An ab initio analysis of the structure of l-tryptophan tautomers in microhydrated environments, in water and in hydrophobic solvents

Abstract

The free energy of tryptophan (Trp) tautomers and conformers in different aqueous and non-aqueous environments has been calculated at the MP2/aug-cc-pVDZ//B3LYP/6-31+G(d,p) level of theory. Comparison with glycine (Gly) has been done in order to discuss the influence of the hydrophobic side chain. A detailed structural analysis has been first carried out to identify the relevant neutral (non-ionized) and zwitterionic (ionized) conformations. In water solution, explicit consideration of the first solvation shell (eight water molecules) has been found to be mandatory in order to correctly describe the system and therefore we have used a combined discrete–continuum solvation model to obtain free energies in this medium. Calculations in non-aqueous solvents have been done with the continuum model. The study shows that the hydrophobicity of the indole group of the Trp side chain does not influence much the tautomerization energy of the amino acid in water. Thus, the computed free energy of Trp tautomerization amounts −8.93kcal/mol, which is not far from the theoretical and experimental values reported for the simplest natural amino acid glycine.
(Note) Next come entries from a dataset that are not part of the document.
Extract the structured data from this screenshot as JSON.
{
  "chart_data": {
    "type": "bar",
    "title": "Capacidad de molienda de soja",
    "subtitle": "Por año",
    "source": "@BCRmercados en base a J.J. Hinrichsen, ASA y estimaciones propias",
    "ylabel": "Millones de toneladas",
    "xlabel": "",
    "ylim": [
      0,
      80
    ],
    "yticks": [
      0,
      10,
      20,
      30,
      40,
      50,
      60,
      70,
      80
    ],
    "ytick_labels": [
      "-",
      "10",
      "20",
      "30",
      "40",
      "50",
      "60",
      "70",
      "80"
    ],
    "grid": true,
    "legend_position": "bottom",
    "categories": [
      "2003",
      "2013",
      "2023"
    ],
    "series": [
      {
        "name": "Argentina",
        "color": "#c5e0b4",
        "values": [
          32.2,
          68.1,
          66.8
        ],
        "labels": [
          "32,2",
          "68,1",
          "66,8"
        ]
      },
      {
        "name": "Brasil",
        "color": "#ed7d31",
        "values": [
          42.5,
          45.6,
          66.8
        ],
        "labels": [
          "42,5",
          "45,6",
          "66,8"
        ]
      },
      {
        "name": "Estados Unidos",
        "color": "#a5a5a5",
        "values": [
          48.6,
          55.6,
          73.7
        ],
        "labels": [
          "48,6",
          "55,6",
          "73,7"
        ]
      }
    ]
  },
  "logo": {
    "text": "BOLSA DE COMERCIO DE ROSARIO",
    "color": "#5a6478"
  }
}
Conversely, the free energy of transfer from water to cyclohexane has been estimated to 9.79kcal/mol, which is much smaller than the energy reported before for glycine at a similar theoretical level (18.2kcal/mol). The analysis of the results shows that the indole group yields a straightforward transfer of the neutral tautomer from the polar to the apolar phase, which requires only 0.86kcal/mol instead of the 10kcal/mol required for the neutral tautomer of glycine. The estimated energy of transfer is consistent with available experimental data for analogous systems.